Let me share a quote (page 278):
"The fundamental error made by [leftist radical scholars] Iris Young and Nancy Fraser, from which their sociological and political mistakes flow, is the rejection of the liberal contention that it makes sense to talk about equal rights, and that the case for equal rights can be made on the basis of an appeal to justice.
It is not necessary first to establish the equal value of whatever activity is to be protected by the right in question. To make the point, let us think about the equal liberty of religious worship. Because religions have incompatible propositional content, it would be absurd to suggest that they had to be publicly affirmed to be equally valuable. But the [liberal] case for giving different faiths the same rights does not depend on any such absurd claim: it can be derived from a principle of fair treatment. In the same way, the whole point of the liberal case for equal rights for homosexuals is that it quite explicitly leaves each person to form a view about the relative value of heterosexual and homosexual ways of life
[all emphasises are mine, and let me add that the same thing could be said about abortion: in the absence of any uncontroversial criteria for deciding whether a fetus is a "human person" or not, the decision belongs to individuals, perhaps (if they are religious) in a joint conversation with their church].

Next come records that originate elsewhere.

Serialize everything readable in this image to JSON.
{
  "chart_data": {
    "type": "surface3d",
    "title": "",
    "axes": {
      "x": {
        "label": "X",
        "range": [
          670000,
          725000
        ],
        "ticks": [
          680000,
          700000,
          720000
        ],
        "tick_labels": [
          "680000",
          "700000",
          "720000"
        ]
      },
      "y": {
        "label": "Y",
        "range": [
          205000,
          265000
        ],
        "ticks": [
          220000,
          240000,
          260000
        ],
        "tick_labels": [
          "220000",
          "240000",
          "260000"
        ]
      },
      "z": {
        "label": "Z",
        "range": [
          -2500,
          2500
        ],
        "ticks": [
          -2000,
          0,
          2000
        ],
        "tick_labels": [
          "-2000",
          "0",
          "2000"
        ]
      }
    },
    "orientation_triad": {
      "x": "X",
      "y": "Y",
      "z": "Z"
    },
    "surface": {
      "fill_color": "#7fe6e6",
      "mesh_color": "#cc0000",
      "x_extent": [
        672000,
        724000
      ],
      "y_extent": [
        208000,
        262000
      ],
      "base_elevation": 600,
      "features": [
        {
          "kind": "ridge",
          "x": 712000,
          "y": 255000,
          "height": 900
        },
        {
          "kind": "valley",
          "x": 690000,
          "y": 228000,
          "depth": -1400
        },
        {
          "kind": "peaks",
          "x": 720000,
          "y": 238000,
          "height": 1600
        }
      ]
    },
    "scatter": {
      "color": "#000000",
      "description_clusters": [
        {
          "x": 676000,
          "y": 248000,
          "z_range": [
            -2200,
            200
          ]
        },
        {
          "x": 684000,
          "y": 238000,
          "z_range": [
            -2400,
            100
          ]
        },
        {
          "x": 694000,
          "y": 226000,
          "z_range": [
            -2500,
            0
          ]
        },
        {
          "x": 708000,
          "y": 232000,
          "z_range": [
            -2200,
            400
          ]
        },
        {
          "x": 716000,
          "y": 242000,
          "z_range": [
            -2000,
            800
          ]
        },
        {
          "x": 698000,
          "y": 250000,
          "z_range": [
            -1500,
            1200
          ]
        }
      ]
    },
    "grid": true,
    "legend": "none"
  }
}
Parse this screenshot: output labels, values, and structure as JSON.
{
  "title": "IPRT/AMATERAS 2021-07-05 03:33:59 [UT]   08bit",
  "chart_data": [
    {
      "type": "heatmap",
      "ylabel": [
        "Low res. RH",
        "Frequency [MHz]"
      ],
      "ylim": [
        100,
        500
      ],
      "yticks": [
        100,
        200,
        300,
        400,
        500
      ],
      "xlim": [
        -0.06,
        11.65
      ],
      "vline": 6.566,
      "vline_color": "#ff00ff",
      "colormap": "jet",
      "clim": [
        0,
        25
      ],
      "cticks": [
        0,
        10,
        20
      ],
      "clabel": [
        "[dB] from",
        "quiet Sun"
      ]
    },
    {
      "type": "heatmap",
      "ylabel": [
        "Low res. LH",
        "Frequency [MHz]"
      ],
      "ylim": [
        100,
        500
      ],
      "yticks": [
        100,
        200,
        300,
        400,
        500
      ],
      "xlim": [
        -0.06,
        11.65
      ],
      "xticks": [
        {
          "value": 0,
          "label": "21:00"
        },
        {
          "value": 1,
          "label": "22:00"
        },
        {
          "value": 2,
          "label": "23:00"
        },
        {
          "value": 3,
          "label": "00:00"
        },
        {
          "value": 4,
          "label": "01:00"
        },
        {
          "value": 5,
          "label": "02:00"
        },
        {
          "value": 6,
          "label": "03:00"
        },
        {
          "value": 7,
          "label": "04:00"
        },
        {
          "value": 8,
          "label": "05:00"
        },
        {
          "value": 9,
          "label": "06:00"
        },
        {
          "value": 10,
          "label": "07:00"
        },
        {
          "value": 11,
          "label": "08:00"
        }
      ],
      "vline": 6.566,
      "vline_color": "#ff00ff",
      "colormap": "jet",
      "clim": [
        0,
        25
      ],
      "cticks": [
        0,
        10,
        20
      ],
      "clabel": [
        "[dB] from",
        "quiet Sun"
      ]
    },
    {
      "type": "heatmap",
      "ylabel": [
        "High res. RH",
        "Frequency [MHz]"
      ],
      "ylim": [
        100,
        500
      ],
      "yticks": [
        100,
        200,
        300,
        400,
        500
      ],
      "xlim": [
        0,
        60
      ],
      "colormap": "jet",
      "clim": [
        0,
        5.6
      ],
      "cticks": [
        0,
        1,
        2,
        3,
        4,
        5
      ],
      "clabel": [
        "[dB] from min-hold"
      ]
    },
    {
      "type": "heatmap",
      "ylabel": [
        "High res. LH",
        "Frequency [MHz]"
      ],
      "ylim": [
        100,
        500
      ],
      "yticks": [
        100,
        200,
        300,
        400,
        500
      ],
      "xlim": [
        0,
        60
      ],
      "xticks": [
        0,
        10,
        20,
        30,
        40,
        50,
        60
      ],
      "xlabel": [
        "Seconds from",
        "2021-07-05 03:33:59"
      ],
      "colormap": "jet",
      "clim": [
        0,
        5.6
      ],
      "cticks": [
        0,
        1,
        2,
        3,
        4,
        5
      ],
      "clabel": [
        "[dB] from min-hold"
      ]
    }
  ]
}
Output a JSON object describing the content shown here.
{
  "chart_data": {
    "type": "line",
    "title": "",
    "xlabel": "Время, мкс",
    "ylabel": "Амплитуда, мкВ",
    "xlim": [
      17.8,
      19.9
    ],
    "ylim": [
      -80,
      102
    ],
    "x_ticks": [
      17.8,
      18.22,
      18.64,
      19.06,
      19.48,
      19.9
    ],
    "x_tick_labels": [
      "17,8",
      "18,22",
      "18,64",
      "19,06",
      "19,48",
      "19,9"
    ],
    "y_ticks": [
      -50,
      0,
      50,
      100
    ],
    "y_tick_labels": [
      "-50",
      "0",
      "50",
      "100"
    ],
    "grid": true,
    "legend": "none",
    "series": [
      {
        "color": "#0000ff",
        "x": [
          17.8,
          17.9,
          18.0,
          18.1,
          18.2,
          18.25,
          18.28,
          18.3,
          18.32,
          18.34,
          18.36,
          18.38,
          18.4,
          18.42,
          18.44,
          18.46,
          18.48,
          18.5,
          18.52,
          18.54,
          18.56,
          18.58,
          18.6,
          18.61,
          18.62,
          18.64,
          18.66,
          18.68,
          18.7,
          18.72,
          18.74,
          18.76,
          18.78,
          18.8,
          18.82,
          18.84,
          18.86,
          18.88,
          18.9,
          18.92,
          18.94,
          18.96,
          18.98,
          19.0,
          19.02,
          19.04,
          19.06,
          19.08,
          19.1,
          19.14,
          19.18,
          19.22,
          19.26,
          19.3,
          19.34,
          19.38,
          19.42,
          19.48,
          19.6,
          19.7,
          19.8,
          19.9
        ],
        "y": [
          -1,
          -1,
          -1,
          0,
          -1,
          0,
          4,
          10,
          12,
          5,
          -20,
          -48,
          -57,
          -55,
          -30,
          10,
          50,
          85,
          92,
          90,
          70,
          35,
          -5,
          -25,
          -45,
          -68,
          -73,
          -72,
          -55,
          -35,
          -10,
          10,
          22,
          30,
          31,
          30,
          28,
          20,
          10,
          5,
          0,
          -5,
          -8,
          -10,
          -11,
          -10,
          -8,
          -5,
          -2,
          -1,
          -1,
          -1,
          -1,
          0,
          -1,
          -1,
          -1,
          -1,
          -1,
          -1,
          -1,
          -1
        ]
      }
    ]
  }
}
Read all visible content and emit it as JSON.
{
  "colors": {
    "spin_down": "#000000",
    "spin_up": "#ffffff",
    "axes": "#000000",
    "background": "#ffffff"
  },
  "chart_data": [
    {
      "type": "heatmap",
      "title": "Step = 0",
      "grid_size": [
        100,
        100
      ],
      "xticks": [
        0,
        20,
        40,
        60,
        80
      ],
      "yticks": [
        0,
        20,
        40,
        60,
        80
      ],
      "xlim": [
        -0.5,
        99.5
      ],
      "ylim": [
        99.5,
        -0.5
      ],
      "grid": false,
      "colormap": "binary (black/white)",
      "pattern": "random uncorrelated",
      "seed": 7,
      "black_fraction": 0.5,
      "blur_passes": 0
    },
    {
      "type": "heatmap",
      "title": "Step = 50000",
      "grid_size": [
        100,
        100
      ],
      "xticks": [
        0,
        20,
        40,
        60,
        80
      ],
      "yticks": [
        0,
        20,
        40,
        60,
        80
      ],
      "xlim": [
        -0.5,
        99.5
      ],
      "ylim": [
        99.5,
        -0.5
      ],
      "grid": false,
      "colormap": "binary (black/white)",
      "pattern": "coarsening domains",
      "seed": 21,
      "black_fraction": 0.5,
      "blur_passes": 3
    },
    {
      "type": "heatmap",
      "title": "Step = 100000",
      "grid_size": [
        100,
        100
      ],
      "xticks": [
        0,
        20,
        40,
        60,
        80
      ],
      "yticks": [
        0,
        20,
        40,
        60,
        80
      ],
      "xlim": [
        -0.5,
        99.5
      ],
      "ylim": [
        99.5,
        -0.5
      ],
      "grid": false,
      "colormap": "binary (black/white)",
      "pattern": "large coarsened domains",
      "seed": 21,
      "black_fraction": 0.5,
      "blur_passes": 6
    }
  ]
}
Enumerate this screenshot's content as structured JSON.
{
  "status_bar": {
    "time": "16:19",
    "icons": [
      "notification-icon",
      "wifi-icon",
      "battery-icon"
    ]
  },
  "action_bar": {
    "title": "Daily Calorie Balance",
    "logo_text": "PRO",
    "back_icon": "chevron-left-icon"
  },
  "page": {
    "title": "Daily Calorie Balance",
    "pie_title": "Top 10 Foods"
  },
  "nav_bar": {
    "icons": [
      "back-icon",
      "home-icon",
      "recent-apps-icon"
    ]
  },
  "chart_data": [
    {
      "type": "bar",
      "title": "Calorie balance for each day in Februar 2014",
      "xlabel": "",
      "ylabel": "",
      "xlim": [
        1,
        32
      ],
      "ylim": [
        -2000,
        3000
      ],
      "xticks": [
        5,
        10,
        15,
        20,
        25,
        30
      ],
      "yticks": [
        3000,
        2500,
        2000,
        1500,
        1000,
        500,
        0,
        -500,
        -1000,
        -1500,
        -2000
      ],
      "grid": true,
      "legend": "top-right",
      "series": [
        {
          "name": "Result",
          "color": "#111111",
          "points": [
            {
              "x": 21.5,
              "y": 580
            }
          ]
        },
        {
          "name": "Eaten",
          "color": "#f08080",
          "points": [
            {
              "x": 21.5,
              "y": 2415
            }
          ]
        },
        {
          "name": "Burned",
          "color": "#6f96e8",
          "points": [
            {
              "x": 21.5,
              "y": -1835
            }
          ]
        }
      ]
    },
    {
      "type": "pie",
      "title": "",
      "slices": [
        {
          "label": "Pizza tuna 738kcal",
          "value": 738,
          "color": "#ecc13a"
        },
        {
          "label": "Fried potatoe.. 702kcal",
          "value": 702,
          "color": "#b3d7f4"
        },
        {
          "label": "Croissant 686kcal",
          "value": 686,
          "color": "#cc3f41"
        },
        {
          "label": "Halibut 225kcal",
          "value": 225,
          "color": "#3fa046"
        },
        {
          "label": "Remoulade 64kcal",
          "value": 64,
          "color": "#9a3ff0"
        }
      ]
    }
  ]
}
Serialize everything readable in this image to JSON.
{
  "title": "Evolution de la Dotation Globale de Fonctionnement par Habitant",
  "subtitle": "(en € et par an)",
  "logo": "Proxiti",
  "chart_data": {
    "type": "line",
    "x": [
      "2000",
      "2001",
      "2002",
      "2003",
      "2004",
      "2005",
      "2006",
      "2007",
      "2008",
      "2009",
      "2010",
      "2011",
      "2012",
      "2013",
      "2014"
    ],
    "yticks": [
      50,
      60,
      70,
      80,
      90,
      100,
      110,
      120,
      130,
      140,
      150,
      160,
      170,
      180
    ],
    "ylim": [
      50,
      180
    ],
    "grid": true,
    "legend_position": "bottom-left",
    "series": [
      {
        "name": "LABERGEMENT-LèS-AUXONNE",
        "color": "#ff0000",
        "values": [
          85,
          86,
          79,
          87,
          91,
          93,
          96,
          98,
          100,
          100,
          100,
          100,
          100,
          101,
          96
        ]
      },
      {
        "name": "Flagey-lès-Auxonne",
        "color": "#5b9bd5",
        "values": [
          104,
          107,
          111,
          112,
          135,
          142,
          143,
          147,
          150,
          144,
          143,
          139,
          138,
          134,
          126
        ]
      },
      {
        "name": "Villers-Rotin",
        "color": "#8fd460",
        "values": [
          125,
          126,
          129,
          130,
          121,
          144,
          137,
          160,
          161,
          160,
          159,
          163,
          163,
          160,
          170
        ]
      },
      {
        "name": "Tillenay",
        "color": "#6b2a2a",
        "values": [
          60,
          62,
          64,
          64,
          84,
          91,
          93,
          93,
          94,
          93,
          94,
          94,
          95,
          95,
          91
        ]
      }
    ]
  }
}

[Barry continues:] Andrew Sullivan has recently written in The New York Times that he finds it 'hard to figure out' his 'liberal friends who support every gay rights measure they have ever heard of but do anything to avoid going into a gay bar with me'. Would he find it equally hard to figure out friends who enthusiastically support freedom of worship but would do anything to avoid attending a Roman Catholic mass with him? If not, why not? Perhaps his friends dislike equally the institutionalized 'gay scene' and the Roman Catholic Church. That does not make them hypocrites in not calling for their suppression."
And another one (page 276):
"By rasising the stakes, Young and Fraser and those [left radicals] who think like them put at risk the survival of the liberal rights that have already been won and even more their extension so as to complete the movement towards legal equality. If 'merely civil rights' are disparaged as worthless in the absence of a 'cultural revolution', they are liable to be swept away by a [conservative] cultural counterrevolution.
(...)
They [Young and Fraser] have no way of impugning the right of the majority to give legal effect to its own version of a 'cultural revolution'. Liberals, in contrast, can argue that the politicization of culture is a gross infringement of individual liberty, whether it takes the form advocated by Young and Fraser or that pursued by the Republicans in congress."
And a last one (same page):
"The Christian Right has been able to make headway in opposing the enactment of equal rights for homosexuals by capitalizing on their [leftist radical] opponents' [false] claim that the whole point of equal rights is to make a public affirmation of homosexuality."